I was watching the 1965 movie Shenandoah last night and it reminded me of how differently 19th-century Americans viewed the concept of liberty and the role of the state, compared to today’s Americans.
Keep in mind that our American ancestors lived without such things as income taxation and the IRS, Social Security, Medicare, Medicaid, public schooling, gun control, etc. In fact, don’t forget that the big exception on freedom — slavery — was a way of life in which the slave had guaranteed housing, food, and employment — and no freedom.
The star of Shenandoah is Jimmy Stewart, who plays the role of a Virginia farmer who refuses to get involved in the Civil War and discourages his six sons and daughter from doing the same. The family has always been opposed to slavery and has never employed slaves on its farm. Thus, they have no interest in fighting to preserve such an institution. (The issue of secession never arises in the movie.)
One day a Confederate officer arrives at Stewart’s farm with a few men and tells Stewart that he is there to enlist his sons in the Confederate army. Here’s the exchange between the officer and Stewart:
Stewart: “Can you give me one good reason why I should send my family that took me a lifetime to raise down that road like a bunch of damned fools to do somebody else’s fighting?
Confederate Officer: “Virginia needs all of her sons, Mr. Anderson.”
Stewart: “That might be so, Johnson, but these are my sons. They don’t belong to the state. When they were babies, I never saw the state coming around with a spare teat. We never asked anything of the state and never expected anything. We do our own living and thanks to no man for the right.”
Of course, today all too many American men could not and would not say the same thing, given that they ask everything of the state and have long depended on the government teat for such things as Social Security, Medicare, Medicaid, unemployment, drug laws, public schooling, welfare, SBA loans, education grants, protection from competition, and economic regulations. Today’s American man is always expecting more and more government welfare in one form or another, ignoring of course that all these welfare “benefits” are being paid for by their friends, neighbors, and relatives through the coercive apparatus of the state.

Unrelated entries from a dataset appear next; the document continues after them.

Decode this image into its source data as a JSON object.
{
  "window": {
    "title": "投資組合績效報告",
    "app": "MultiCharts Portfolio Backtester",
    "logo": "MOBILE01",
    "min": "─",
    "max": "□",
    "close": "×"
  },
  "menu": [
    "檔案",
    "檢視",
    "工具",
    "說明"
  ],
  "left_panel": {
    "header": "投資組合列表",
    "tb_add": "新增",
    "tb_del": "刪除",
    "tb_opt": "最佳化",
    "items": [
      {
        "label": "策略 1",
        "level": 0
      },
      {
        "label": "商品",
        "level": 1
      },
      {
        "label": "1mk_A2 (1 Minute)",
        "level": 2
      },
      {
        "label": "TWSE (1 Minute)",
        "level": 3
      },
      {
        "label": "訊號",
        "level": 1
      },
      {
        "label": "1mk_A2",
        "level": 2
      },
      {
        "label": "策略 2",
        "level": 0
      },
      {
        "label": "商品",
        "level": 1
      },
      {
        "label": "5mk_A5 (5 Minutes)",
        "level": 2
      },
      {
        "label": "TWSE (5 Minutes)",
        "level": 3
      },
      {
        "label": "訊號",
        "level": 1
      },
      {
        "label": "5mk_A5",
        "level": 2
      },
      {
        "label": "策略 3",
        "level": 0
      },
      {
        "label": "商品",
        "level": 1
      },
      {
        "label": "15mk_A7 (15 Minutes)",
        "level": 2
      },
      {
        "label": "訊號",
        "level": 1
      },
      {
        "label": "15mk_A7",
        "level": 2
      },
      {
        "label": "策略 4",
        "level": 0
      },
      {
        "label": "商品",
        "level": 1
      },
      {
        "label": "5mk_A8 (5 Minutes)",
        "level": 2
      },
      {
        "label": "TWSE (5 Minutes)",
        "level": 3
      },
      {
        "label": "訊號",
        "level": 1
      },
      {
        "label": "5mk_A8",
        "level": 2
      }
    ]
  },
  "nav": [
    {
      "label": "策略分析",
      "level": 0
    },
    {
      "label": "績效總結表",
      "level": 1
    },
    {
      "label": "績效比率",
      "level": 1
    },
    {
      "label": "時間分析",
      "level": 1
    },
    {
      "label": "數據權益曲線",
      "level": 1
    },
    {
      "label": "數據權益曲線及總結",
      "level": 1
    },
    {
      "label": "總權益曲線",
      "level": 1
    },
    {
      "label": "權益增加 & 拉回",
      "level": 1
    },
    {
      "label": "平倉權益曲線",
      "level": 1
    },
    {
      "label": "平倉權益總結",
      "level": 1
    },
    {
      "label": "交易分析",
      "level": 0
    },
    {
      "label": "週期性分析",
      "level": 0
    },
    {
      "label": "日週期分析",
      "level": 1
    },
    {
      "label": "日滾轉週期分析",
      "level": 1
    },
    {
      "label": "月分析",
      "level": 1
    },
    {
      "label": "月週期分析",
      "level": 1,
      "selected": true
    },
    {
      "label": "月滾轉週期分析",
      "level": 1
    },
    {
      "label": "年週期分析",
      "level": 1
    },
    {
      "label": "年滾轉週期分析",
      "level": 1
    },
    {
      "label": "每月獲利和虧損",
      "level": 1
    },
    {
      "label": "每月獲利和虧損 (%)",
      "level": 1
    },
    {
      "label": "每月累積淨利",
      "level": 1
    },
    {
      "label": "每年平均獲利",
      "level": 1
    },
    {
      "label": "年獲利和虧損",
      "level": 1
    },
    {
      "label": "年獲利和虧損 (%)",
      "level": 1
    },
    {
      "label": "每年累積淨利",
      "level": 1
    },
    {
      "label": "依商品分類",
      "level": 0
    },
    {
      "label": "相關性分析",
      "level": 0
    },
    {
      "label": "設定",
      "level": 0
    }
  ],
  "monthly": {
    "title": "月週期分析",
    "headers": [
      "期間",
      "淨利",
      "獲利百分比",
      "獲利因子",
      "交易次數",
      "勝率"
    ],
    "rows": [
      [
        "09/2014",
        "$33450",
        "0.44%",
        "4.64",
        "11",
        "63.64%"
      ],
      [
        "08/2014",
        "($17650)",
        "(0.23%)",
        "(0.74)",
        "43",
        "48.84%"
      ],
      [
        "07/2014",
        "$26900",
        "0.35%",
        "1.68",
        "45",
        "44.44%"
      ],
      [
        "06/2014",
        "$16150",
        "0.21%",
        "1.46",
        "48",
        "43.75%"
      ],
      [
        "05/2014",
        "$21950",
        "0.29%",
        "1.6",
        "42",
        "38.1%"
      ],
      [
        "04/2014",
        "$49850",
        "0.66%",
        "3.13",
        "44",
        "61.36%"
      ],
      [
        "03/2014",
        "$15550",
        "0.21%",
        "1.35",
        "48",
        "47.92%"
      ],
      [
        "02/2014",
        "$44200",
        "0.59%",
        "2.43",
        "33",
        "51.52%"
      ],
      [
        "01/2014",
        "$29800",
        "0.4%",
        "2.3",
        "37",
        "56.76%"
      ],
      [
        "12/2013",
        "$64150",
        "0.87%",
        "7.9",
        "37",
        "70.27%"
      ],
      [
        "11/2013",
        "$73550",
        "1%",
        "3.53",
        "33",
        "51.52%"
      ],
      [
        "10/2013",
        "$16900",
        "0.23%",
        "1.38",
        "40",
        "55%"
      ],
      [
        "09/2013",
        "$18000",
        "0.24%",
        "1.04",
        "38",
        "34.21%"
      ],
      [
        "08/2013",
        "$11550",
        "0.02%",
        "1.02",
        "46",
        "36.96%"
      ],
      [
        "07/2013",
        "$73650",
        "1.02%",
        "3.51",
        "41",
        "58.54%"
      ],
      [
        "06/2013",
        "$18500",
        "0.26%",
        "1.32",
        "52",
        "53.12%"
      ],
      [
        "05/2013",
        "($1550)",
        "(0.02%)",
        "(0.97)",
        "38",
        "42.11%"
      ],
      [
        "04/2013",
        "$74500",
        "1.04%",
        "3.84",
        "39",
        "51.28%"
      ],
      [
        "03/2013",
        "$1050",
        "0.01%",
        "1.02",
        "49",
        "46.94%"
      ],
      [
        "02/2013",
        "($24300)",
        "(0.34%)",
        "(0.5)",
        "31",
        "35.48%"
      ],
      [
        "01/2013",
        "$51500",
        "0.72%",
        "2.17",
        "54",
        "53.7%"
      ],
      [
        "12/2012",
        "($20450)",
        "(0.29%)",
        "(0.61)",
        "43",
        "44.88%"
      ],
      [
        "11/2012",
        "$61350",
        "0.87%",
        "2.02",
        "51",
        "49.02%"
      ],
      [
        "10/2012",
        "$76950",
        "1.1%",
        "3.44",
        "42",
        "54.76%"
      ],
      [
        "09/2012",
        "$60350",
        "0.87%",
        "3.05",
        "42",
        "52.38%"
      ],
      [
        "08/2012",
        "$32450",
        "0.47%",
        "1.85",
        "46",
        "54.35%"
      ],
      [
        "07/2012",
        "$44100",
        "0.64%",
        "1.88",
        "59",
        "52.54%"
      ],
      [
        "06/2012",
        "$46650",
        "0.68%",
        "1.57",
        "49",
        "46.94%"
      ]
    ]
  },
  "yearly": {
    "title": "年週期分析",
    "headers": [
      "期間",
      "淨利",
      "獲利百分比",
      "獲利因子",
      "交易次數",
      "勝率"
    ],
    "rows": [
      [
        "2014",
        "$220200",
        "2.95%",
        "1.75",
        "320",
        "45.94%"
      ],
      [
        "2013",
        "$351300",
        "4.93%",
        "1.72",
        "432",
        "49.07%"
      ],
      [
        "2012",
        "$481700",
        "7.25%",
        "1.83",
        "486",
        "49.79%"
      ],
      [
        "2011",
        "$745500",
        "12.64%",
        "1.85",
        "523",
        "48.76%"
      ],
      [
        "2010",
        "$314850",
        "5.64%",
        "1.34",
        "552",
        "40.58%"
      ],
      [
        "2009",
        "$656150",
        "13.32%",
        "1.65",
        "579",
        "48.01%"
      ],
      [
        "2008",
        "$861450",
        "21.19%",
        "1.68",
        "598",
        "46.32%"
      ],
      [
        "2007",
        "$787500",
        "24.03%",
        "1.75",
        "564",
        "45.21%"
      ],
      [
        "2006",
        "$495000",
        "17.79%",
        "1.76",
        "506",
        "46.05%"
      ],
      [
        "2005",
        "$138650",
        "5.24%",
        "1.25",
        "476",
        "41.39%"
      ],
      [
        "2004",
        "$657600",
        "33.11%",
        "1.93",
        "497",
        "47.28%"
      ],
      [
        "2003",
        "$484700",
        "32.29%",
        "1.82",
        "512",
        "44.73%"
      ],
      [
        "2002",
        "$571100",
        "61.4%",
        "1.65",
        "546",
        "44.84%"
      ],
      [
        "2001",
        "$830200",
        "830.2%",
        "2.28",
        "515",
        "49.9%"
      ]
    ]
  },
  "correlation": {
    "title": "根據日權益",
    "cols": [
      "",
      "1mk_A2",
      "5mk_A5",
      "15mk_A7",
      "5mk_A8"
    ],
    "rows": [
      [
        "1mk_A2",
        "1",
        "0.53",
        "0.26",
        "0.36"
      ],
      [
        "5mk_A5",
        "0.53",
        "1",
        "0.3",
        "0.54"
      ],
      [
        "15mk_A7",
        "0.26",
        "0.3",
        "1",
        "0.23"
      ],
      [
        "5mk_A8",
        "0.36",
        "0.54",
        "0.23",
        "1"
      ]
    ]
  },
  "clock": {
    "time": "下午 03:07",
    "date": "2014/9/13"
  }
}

Moreover, since most American parents today look upon the federal government as a generous and compassionate parent, albeit at times abusive, they would eagerly claim that their lives and the lives of their children do belong to the state. That’s why unfortunately all too many Americans have no reluctance to letting the state seize their child not only to be indoctrinated for 12 years in the state’s schools but then also to be sent thousands of miles away to die in some worthless foreign war.